HERD: What does it mean to you to receive the Flannery O’Connor Award, and to have your work reviewed and selected by Roxane Gay?

KM: I got the news that my collection had won in an email, about half an hour before I taught my first Zoom class of A-Term. The first thing I did was reread the email. Then, I yelled to my husband to tell him. Then—and this sounds very dramatic, but it did happen—I cried for a while. The Flannery O’Connor Award is such a big accolade in the literary world and has such a history of launching emerging writers’ careers. In the midst of so much heartache—the lives lost to the pandemic, the constant reports of anti-Black police violence, the wildfires burning the west coast—it felt almost obscene to have received such good news. I’m still processing the dissonance.
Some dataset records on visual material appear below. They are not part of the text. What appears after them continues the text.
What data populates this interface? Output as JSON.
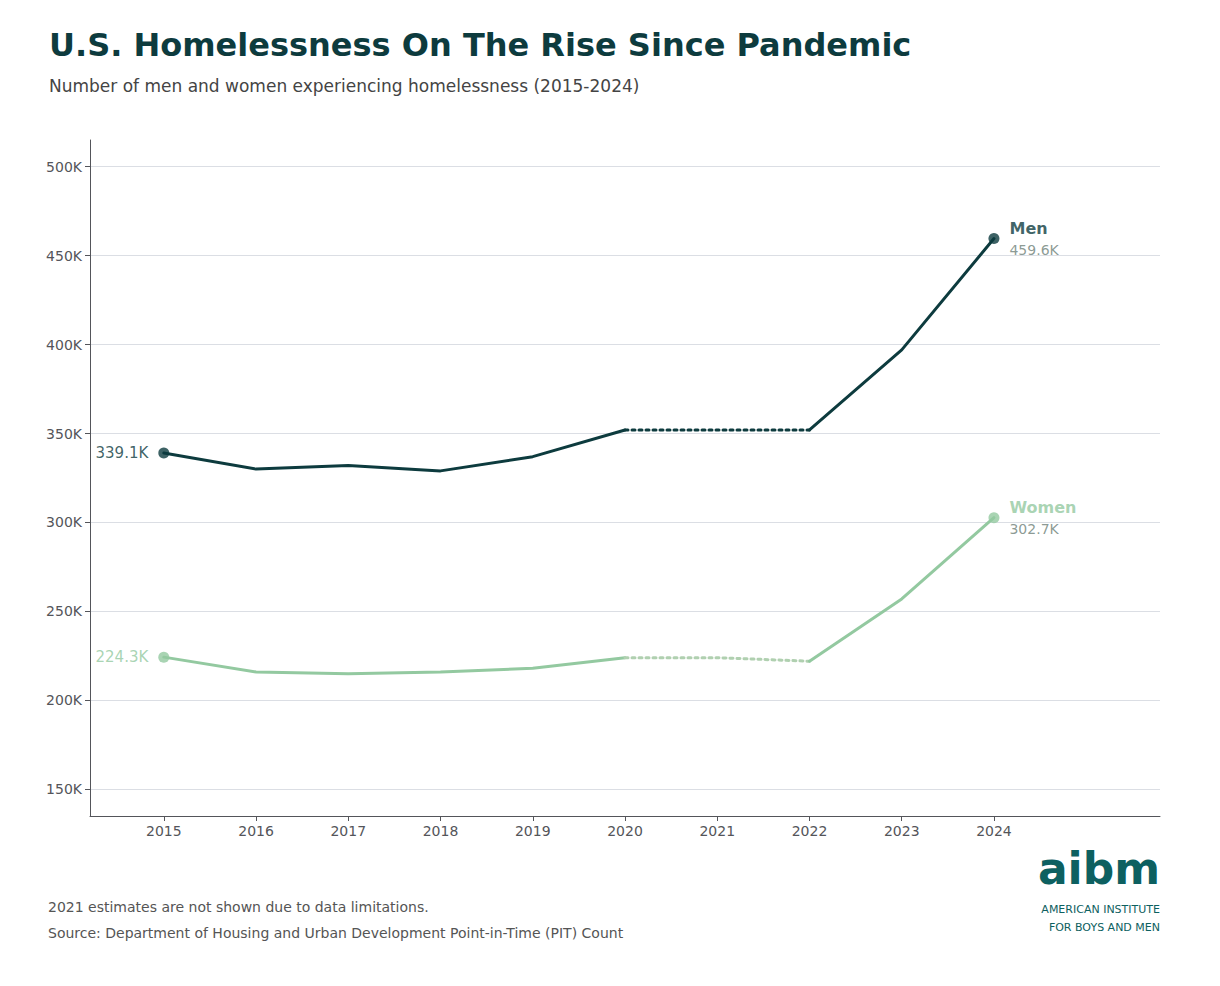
{
  "chart_data": {
    "type": "line",
    "title": "U.S. Homelessness On The Rise Since Pandemic",
    "subtitle": "Number of men and women experiencing homelessness (2015-2024)",
    "footnotes": [
      "2021 estimates are not shown due to data limitations.",
      "Source: Department of Housing and Urban Development Point-in-Time (PIT) Count"
    ],
    "logo": {
      "text": "aibm",
      "lines": [
        "AMERICAN INSTITUTE",
        "FOR BOYS AND MEN"
      ],
      "color": "#0d6060"
    },
    "xlim": [
      2014.2,
      2025.8
    ],
    "xticks": [
      2015,
      2016,
      2017,
      2018,
      2019,
      2020,
      2021,
      2022,
      2023,
      2024
    ],
    "ylim": [
      135000,
      515000
    ],
    "yticks": [
      {
        "value": 150000,
        "label": "150K"
      },
      {
        "value": 200000,
        "label": "200K"
      },
      {
        "value": 250000,
        "label": "250K"
      },
      {
        "value": 300000,
        "label": "300K"
      },
      {
        "value": 350000,
        "label": "350K"
      },
      {
        "value": 400000,
        "label": "400K"
      },
      {
        "value": 450000,
        "label": "450K"
      },
      {
        "value": 500000,
        "label": "500K"
      }
    ],
    "grid": "y",
    "marker": "circle",
    "series": [
      {
        "name": "Men",
        "color": "#0d3b3e",
        "start_label": "339.1K",
        "end_label": "459.6K",
        "segments": [
          {
            "line_style": "solid",
            "x": [
              2015,
              2016,
              2017,
              2018,
              2019,
              2020
            ],
            "values": [
              339100,
              330000,
              332000,
              329000,
              337000,
              352000
            ]
          },
          {
            "line_style": "dotted",
            "x": [
              2020,
              2021,
              2022
            ],
            "values": [
              352000,
              352000,
              352000
            ]
          },
          {
            "line_style": "solid",
            "x": [
              2022,
              2023,
              2024
            ],
            "values": [
              352000,
              397000,
              459600
            ]
          }
        ]
      },
      {
        "name": "Women",
        "color": "#93c9a0",
        "start_label": "224.3K",
        "end_label": "302.7K",
        "segments": [
          {
            "line_style": "solid",
            "x": [
              2015,
              2016,
              2017,
              2018,
              2019,
              2020
            ],
            "values": [
              224300,
              216000,
              215000,
              216000,
              218000,
              224000
            ]
          },
          {
            "line_style": "dotted",
            "color": "#b0d0b0",
            "x": [
              2020,
              2021,
              2022
            ],
            "values": [
              224000,
              224000,
              222000
            ]
          },
          {
            "line_style": "solid",
            "x": [
              2022,
              2023,
              2024
            ],
            "values": [
              222000,
              257000,
              302700
            ]
          }
        ]
      }
    ]
  }
}
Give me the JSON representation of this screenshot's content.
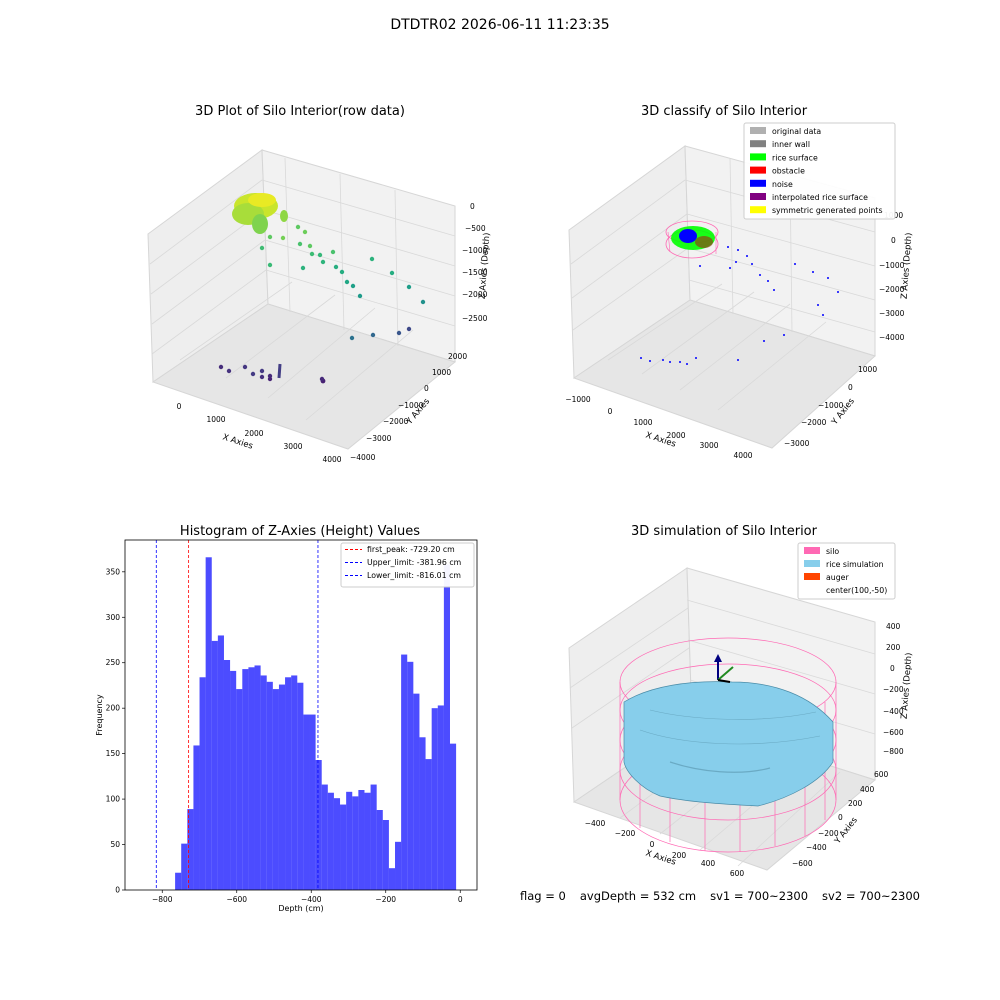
{
  "suptitle": "DTDTR02 2026-06-11 11:23:35",
  "panels": {
    "raw": {
      "title": "3D Plot of Silo Interior(row data)",
      "xlabel": "X Axies",
      "ylabel": "Y Axies",
      "zlabel": "Z Axies (Depth)",
      "xticks": [
        "0",
        "1000",
        "2000",
        "3000",
        "4000"
      ],
      "yticks": [
        "2000",
        "1000",
        "0",
        "−1000",
        "−2000",
        "−3000",
        "−4000"
      ],
      "zticks": [
        "0",
        "−500",
        "−1000",
        "−1500",
        "−2000",
        "−2500"
      ]
    },
    "classify": {
      "title": "3D classify of Silo Interior",
      "xlabel": "X Axies",
      "ylabel": "Y Axies",
      "zlabel": "Z Axies (Depth)",
      "xticks": [
        "−1000",
        "0",
        "1000",
        "2000",
        "3000",
        "4000"
      ],
      "yticks": [
        "1000",
        "0",
        "−1000",
        "−2000",
        "−3000"
      ],
      "zticks": [
        "1000",
        "0",
        "−1000",
        "−2000",
        "−3000",
        "−4000"
      ],
      "legend": [
        {
          "label": "original data",
          "color": "#b0b0b0"
        },
        {
          "label": "inner wall",
          "color": "#808080"
        },
        {
          "label": "rice surface",
          "color": "#00ff00"
        },
        {
          "label": "obstacle",
          "color": "#ff0000"
        },
        {
          "label": "noise",
          "color": "#0000ff"
        },
        {
          "label": "interpolated rice surface",
          "color": "#800080"
        },
        {
          "label": "symmetric generated points",
          "color": "#ffff00"
        }
      ]
    },
    "simulation": {
      "title": "3D simulation of Silo Interior",
      "xlabel": "X Axies",
      "ylabel": "Y Axies",
      "zlabel": "Z Axies (Depth)",
      "xticks": [
        "−400",
        "−200",
        "0",
        "200",
        "400",
        "600"
      ],
      "yticks": [
        "600",
        "400",
        "200",
        "0",
        "−200",
        "−400",
        "−600"
      ],
      "zticks": [
        "400",
        "200",
        "0",
        "−200",
        "−400",
        "−600",
        "−800"
      ],
      "legend": [
        {
          "label": "silo",
          "color": "#ff69b4"
        },
        {
          "label": "rice simulation",
          "color": "#87ceeb"
        },
        {
          "label": "auger",
          "color": "#ff4500"
        },
        {
          "label": "center(100,-50)",
          "color": "#ffffff"
        }
      ]
    }
  },
  "chart_data": {
    "type": "bar",
    "title": "Histogram of Z-Axies (Height) Values",
    "xlabel": "Depth (cm)",
    "ylabel": "Frequency",
    "xlim": [
      -900,
      45
    ],
    "ylim": [
      0,
      385
    ],
    "xticks": [
      -800,
      -600,
      -400,
      -200,
      0
    ],
    "xtick_labels": [
      "−800",
      "−600",
      "−400",
      "−200",
      "0"
    ],
    "yticks": [
      0,
      50,
      100,
      150,
      200,
      250,
      300,
      350
    ],
    "bin_start": -847.5,
    "bin_width": 16.4,
    "values": [
      0,
      0,
      0,
      0,
      0,
      19,
      51,
      89,
      159,
      234,
      366,
      274,
      280,
      253,
      241,
      221,
      243,
      245,
      247,
      236,
      229,
      221,
      226,
      234,
      236,
      228,
      193,
      193,
      143,
      116,
      107,
      101,
      94,
      108,
      103,
      110,
      107,
      116,
      88,
      77,
      24,
      53,
      259,
      251,
      216,
      168,
      144,
      200,
      203,
      358,
      161
    ],
    "bar_color": "#0000ff",
    "bar_alpha": 0.7,
    "lines": [
      {
        "label": "first_peak: -729.20 cm",
        "x": -729.2,
        "color": "#ff0000"
      },
      {
        "label": "Upper_limit: -381.96 cm",
        "x": -381.96,
        "color": "#0000ff"
      },
      {
        "label": "Lower_limit: -816.01 cm",
        "x": -816.01,
        "color": "#0000ff"
      }
    ]
  },
  "status": {
    "flag": "flag = 0",
    "avg": "avgDepth = 532 cm",
    "sv1": "sv1 = 700~2300",
    "sv2": "sv2 = 700~2300"
  }
}
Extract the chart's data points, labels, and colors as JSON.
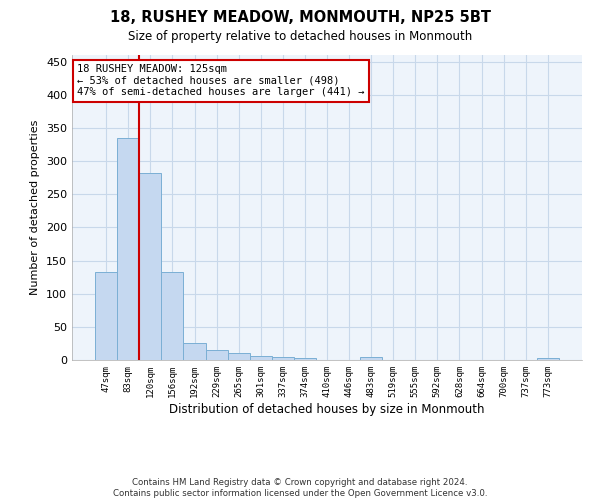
{
  "title": "18, RUSHEY MEADOW, MONMOUTH, NP25 5BT",
  "subtitle": "Size of property relative to detached houses in Monmouth",
  "xlabel": "Distribution of detached houses by size in Monmouth",
  "ylabel": "Number of detached properties",
  "bar_color": "#c5d8f0",
  "bar_edge_color": "#7bafd4",
  "grid_color": "#c8d8ea",
  "background_color": "#eef4fb",
  "vline_color": "#cc0000",
  "vline_x_index": 2,
  "annotation_text": "18 RUSHEY MEADOW: 125sqm\n← 53% of detached houses are smaller (498)\n47% of semi-detached houses are larger (441) →",
  "annotation_box_color": "#ffffff",
  "annotation_box_edge": "#cc0000",
  "footer_line1": "Contains HM Land Registry data © Crown copyright and database right 2024.",
  "footer_line2": "Contains public sector information licensed under the Open Government Licence v3.0.",
  "categories": [
    "47sqm",
    "83sqm",
    "120sqm",
    "156sqm",
    "192sqm",
    "229sqm",
    "265sqm",
    "301sqm",
    "337sqm",
    "374sqm",
    "410sqm",
    "446sqm",
    "483sqm",
    "519sqm",
    "555sqm",
    "592sqm",
    "628sqm",
    "664sqm",
    "700sqm",
    "737sqm",
    "773sqm"
  ],
  "values": [
    133,
    335,
    282,
    132,
    26,
    15,
    10,
    6,
    5,
    3,
    0,
    0,
    4,
    0,
    0,
    0,
    0,
    0,
    0,
    0,
    3
  ],
  "ylim": [
    0,
    460
  ],
  "yticks": [
    0,
    50,
    100,
    150,
    200,
    250,
    300,
    350,
    400,
    450
  ]
}
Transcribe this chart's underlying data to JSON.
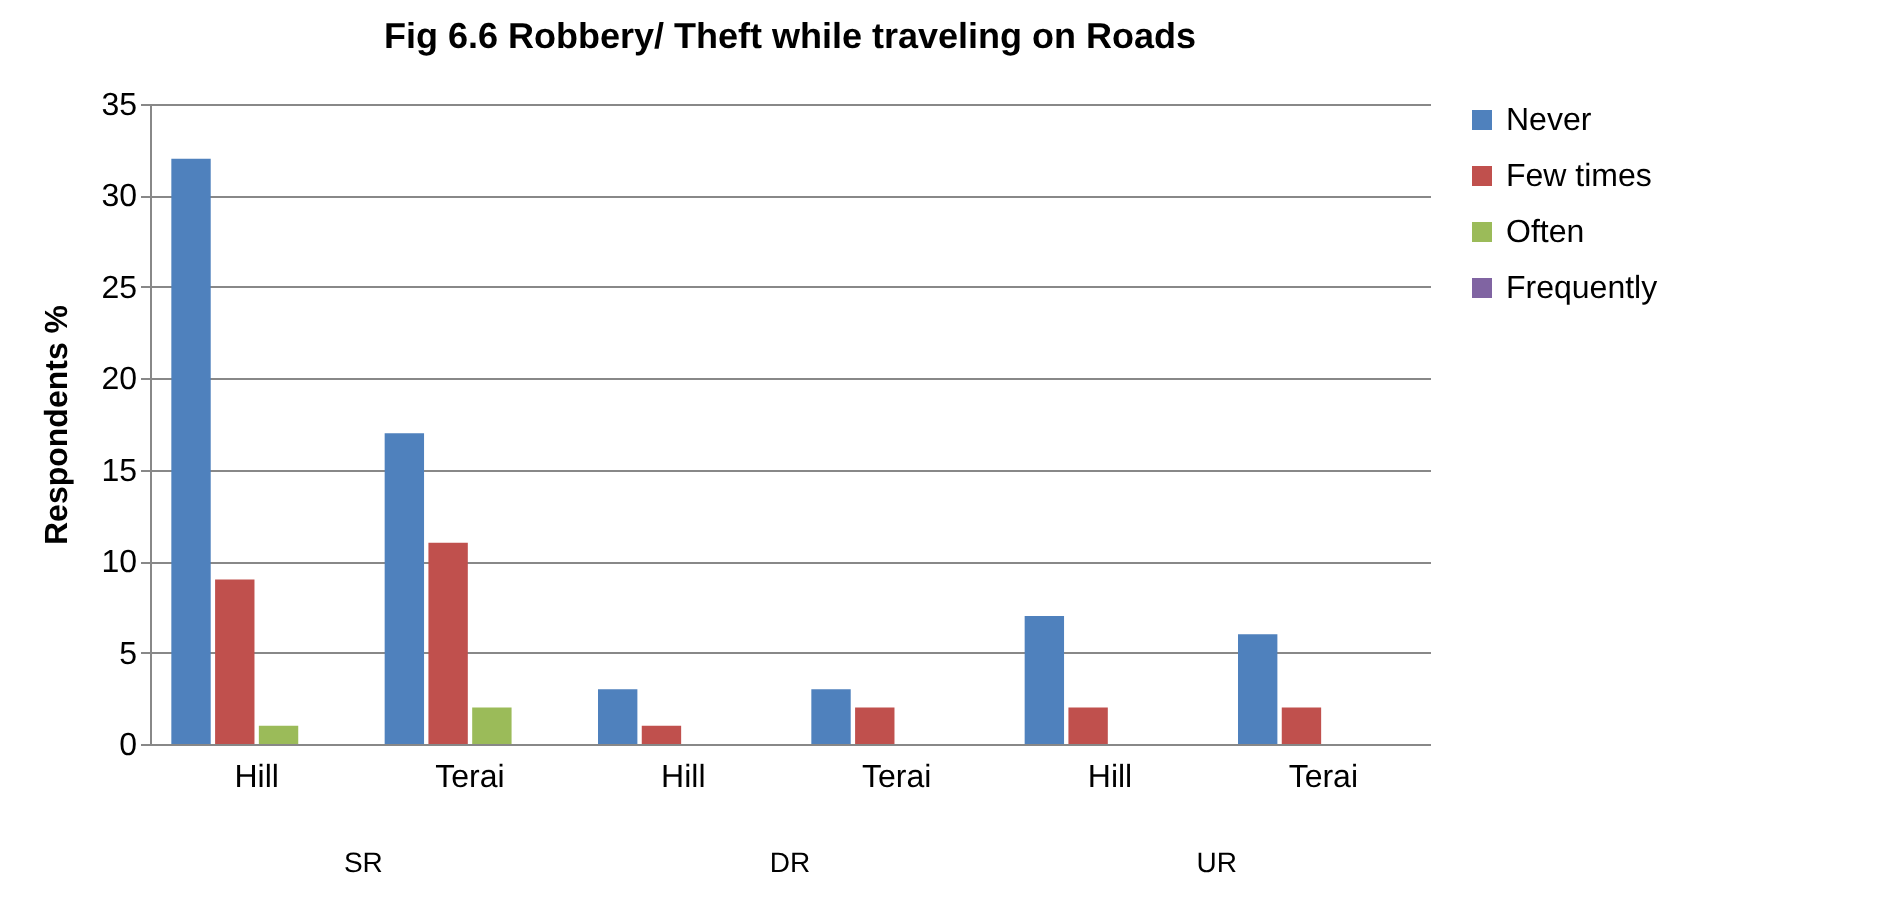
{
  "chart_data": {
    "type": "bar",
    "title": "Fig 6.6 Robbery/ Theft while traveling on Roads",
    "ylabel": "Respondents %",
    "categories": [
      "Hill",
      "Terai",
      "Hill",
      "Terai",
      "Hill",
      "Terai"
    ],
    "series": [
      {
        "name": "Never",
        "color": "#4f81bd",
        "values": [
          32,
          17,
          3,
          3,
          7,
          6
        ]
      },
      {
        "name": "Few times",
        "color": "#c0504d",
        "values": [
          9,
          11,
          1,
          2,
          2,
          2
        ]
      },
      {
        "name": "Often",
        "color": "#9bbb59",
        "values": [
          1,
          2,
          0,
          0,
          0,
          0
        ]
      },
      {
        "name": "Frequently",
        "color": "#8064a2",
        "values": [
          0,
          0,
          0,
          0,
          0,
          0
        ]
      }
    ],
    "annotations": [
      "SR",
      "DR",
      "UR"
    ],
    "ylim": [
      0,
      35
    ],
    "yticks": [
      0,
      5,
      10,
      15,
      20,
      25,
      30,
      35
    ],
    "grid": "y",
    "legend": "right"
  }
}
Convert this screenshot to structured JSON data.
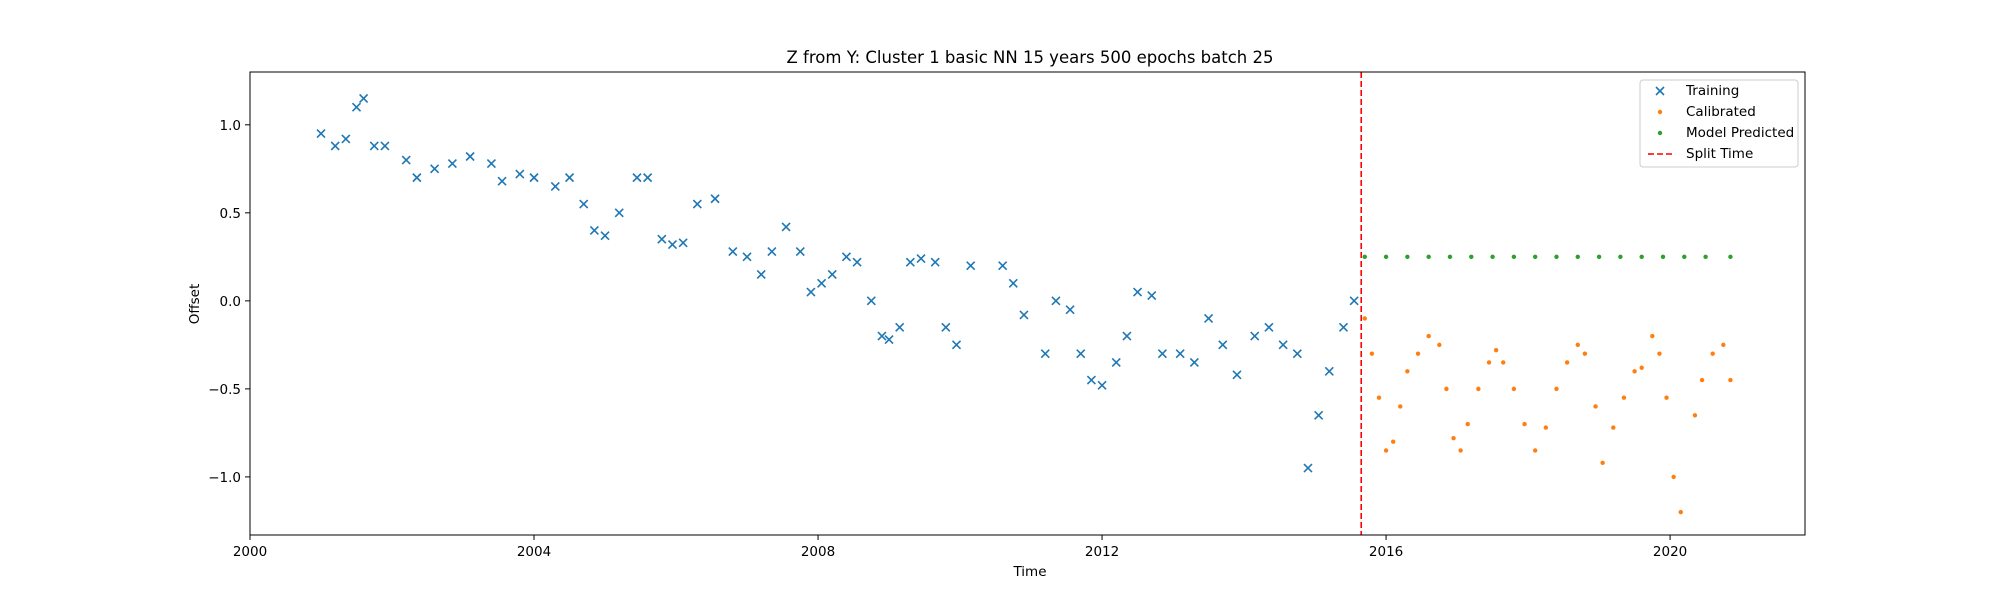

I was thrilled to learn that Roxane Gay had selected my collection. I’ve been following Roxane Gay’s career ever since the very beginning, and she’s such a vital and generous voice in contemporary literature. Her imprimatur, so recently after she served as chair of the judges for the National Book Awards, means so much. Also, to have won the Flannery O’Connor Award is astounding to me, because Flannery O’Connor’s fiction has been so influential to my own.

HERD: What else are you currently working on/what are some future projects you plan to tackle?

KM: My next project, nearing completion, is a collaborative novel co-written with the wildly talented Joe Aguilar, assistant professor of Humanities & Arts, who is my husband. We began the novel, Uberhund! as a goof, a way to stay connected when we were teaching at different universities, but then we noticed that we loved working on it, and that it was turning out well. Uberhund! is a little different from my story collection, genre-wise. It’s literary speculative fiction, or cli-fi, fiction of climate change. It shares my story collection’s interest in dark humor and spectacle. We hope to finish the project over the upcoming long winter break.